Le danger vient de la physique

La découverte d’un algorithme permettant de factoriser les nombres entiers avec une complexité polynomiale ne pouvait que déclencher un grand intérêt, en raison notamment du danger qu’un tel algorithme constitue pour les méthodes de cryptage à clé publique. Mais en 1994, quand Peter Shor annonça sa découverte, les gens virent rapidement qu’il ne fallait pas courir bloquer toutes les transactions sur internet : il fallait plutôt courir au département de physique. Car l’algorithme de Shor fonctionne sous l’hypothèse qu’une étape de la factorisation (la recherche de la période d’une fonction) est effectuée avec des systèmes qui obéissent aux lois de la physique quantique. Un nombre de plus en plus grand de départements de physique, en effet, a relevé le défi de réaliser un calcul quantique (ou, de manière plus médiatique, de construire un ordinateur quantique). Quelques étapes importantes ont été franchies, mais le défi est toujours ouvert.
Cet article est écrit par un physicien et s’adresse en premier à une communauté de sciences de l’information. Ces destinataires savent ce qu’est un calcul : input - portes logiques - output. Je vais alors me concentrer sur l’autre aspect de la question : qu’est-ce qu’un système physique quantique ? Pourquoi est-il différent de coder l’information dans ces systèmes, plutôt que dans des systèmes classiques ?

Information et physique

Le célèbre mot de Rolf Landauer, Information is physical, est l’une de ces lapalissades géniales qui clarifie le regard que les scientifiques portent sur leur propre activité. Toute information est codée dans des systèmes physiques - et où ailleurs voudriez-vous la coder ? Il semble dès lors que, pour le codage et le traitement de l’information, il reste à chercher le système physique le plus efficace pour une tâche donnée. Pour une initiation des jeunes au codage, des bouts de bois orientés différemment réalisent une liste de bits de manière très pédagogiques. Dans un CD, la valeur du bit est codée dans la profondeur du sillon. Les disques durs se basent sur l’aimantation de petits domaines magnétiques.
Pour s’approcher de l’ordinateur quantique, il faut commencer par réaliser que tous les systèmes physiques qu’on vient de mentionner (bâtonnets, hauteurs, aimantations) codent l’information de la même manière. Les différences, énormes, entre ces exemples, se situent au niveau de l’efficacité, de la rapidité, de la densité - mais c’est dans tous les cas un codage de l’information dans des systèmes classiques. Or, depuis un siècle environ, les physiciens ont découvert qu’il existe une physique différente de celle qui gouverne la vie de tous les jours. Pour des raisons historiques, on l’a appelée physique quantique : il est bien connu qu’elle sert notamment à la description des systèmes microscopiques. Le mot description est ici important : c’est dans la description des propriétés d’un système physique (son état) que la physique quantique se différencie de la physique classique.
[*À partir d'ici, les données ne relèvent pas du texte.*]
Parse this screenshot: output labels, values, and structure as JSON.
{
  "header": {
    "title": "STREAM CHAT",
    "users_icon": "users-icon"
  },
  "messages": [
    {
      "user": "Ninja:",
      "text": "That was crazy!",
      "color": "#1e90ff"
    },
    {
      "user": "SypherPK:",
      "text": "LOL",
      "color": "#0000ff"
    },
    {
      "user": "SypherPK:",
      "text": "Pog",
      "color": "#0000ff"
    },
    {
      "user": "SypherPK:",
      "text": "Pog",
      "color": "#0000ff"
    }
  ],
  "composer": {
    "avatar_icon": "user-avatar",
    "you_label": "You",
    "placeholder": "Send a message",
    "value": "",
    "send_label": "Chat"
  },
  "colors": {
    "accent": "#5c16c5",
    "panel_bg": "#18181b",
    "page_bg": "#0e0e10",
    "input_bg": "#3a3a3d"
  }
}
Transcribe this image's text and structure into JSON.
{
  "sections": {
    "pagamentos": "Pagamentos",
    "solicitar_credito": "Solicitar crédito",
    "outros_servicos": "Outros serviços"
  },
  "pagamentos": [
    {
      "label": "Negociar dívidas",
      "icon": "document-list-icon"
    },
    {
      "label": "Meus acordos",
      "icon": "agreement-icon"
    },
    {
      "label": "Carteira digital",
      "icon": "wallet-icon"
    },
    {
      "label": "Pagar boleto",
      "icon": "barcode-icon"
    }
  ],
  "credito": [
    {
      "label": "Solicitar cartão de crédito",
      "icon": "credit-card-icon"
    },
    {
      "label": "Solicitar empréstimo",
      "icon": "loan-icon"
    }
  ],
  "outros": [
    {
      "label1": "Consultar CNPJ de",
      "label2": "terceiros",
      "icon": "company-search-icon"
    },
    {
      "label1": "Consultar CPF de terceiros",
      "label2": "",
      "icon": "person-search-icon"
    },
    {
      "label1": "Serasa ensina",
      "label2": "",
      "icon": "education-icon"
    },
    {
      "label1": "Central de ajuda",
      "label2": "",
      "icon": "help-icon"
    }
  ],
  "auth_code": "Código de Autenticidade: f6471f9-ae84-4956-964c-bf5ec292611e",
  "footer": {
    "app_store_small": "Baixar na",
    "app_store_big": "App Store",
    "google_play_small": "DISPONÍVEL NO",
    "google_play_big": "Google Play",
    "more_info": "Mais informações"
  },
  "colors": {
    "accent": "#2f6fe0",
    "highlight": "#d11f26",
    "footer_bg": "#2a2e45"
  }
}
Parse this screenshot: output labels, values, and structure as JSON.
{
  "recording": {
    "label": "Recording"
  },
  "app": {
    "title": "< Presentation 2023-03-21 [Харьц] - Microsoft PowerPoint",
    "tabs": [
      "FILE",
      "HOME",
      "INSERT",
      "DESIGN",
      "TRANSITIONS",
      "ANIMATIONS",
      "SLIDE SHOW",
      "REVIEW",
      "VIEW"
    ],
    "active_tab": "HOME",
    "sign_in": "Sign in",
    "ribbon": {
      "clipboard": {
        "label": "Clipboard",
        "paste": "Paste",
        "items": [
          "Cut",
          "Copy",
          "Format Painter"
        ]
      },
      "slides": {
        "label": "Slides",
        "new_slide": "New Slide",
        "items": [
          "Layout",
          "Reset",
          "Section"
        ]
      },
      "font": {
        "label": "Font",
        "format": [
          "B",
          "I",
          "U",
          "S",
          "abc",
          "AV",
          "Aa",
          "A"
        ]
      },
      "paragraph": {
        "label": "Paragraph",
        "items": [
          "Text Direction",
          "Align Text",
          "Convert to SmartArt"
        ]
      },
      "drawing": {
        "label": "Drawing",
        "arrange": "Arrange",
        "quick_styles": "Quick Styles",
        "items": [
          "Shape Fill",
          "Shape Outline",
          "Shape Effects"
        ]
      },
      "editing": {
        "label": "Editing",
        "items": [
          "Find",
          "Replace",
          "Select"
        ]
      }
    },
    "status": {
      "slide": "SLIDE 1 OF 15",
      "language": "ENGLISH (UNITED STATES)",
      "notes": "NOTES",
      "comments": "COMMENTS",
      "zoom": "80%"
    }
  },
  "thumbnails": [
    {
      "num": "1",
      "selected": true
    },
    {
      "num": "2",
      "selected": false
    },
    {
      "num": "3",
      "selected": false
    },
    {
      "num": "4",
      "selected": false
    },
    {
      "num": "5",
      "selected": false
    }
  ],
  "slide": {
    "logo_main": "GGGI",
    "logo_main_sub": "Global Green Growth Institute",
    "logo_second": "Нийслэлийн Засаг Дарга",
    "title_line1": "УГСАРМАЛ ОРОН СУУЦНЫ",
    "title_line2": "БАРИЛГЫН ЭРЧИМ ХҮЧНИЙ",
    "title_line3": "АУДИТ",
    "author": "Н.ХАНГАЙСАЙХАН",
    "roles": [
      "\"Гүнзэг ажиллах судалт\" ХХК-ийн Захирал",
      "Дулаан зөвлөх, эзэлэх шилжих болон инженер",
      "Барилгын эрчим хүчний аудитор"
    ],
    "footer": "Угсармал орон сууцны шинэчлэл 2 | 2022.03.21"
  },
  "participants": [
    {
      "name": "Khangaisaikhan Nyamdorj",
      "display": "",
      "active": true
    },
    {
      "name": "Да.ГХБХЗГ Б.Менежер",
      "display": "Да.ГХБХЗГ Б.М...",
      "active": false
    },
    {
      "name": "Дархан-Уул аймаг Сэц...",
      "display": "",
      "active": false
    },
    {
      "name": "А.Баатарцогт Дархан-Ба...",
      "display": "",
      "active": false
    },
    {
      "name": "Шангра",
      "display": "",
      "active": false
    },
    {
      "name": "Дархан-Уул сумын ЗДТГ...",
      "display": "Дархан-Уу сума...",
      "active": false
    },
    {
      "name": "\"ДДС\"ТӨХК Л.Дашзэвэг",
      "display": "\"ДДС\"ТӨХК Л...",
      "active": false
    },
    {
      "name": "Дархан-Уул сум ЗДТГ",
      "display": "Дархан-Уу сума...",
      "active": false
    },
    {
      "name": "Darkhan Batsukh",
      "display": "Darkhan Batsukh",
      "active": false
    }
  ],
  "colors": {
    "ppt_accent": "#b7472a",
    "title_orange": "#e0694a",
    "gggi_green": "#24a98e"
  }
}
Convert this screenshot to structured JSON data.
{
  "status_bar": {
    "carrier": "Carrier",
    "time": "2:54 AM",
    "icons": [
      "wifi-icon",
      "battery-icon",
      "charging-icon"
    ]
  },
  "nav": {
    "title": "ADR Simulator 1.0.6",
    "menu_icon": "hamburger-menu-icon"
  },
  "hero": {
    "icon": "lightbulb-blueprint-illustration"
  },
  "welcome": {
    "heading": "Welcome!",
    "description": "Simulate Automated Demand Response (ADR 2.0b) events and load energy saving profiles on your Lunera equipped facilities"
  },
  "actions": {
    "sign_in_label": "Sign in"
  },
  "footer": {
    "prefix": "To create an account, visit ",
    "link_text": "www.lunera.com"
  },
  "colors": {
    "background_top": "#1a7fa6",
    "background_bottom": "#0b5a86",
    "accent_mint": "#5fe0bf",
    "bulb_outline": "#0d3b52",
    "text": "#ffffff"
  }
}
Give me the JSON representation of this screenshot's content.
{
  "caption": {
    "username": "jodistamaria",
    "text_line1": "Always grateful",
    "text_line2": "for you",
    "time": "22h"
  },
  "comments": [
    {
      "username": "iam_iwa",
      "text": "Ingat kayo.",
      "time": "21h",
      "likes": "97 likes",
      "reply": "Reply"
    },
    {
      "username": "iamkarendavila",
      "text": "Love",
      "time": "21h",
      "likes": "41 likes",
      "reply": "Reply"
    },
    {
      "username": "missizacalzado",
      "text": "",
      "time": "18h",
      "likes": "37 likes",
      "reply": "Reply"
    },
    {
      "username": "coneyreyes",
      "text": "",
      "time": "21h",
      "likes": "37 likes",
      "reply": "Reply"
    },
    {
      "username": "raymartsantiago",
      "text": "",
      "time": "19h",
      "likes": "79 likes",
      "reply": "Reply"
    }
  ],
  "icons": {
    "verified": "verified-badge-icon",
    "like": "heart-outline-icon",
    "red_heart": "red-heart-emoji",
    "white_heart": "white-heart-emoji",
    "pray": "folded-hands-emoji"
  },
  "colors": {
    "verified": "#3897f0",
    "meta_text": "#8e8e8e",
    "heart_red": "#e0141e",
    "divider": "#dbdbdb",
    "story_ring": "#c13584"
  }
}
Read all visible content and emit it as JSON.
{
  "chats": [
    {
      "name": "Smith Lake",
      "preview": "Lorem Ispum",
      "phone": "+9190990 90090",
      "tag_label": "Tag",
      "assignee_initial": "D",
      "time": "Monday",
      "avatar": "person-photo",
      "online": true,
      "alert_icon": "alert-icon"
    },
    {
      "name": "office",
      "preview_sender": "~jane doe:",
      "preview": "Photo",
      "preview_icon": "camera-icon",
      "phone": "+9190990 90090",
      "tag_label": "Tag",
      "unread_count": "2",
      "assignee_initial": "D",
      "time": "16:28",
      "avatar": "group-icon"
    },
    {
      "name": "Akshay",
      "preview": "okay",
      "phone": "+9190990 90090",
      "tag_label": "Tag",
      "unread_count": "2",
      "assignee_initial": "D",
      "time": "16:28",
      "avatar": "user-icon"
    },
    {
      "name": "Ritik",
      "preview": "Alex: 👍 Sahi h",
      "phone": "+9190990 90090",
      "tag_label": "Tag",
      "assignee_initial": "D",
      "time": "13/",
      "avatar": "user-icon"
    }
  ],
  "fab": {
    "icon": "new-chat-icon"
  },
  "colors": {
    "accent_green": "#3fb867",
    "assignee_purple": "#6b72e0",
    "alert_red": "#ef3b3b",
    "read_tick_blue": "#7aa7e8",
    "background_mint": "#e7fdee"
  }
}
Flèches classiques et flèches quantiques

Dans ce paragraphe, je vais essayer de donner une idée de comment on décrit un système en physique quantique, en comparaison avec la description classique qui suit la perception de la vie de tous les jours. Mon système physique, d’abord classique et ensuite quantique, sera une flèche. C’est un système dont les propriétés se réduisent à pointer dans une direction : ce système est donc plus simple que le célèbre point matériel de la mécanique, dont la liste des propriétés est beaucoup plus longue : tout ce que vous pourriez demander au sujet de la position et de la vitesse du point. En physique, on appelle état l’ensemble des propriétés que le système possède à un moment donné.
Dans la vie de tous les jours, si une flèche pointe dans une direction donnée (propriété bien définie, c’est-à-dire état pur), elle pointe dans cette direction avec certitude, et toutes les autres directions sont exclues avec autant de certitude. Les propriétés d’une flèche quantique ont une structure plus riche : avec certitude, la flèche pointe dans une direction donnée et ne pointe pas dans la direction opposée . Pour toutes les directions intermédiaires cependant, il n’y a pas de propriété certaine : si on pose la question « est-ce que la flèche pointe dans cette direction-ci ? » on peut obtenir les deux réponses, oui et non, chacune avec une probabilité bien définie (comme on s’y attend, plus la direction qu’on regarde est proche de celle définie par l’état, plus la probabilité de réponse positive est grande).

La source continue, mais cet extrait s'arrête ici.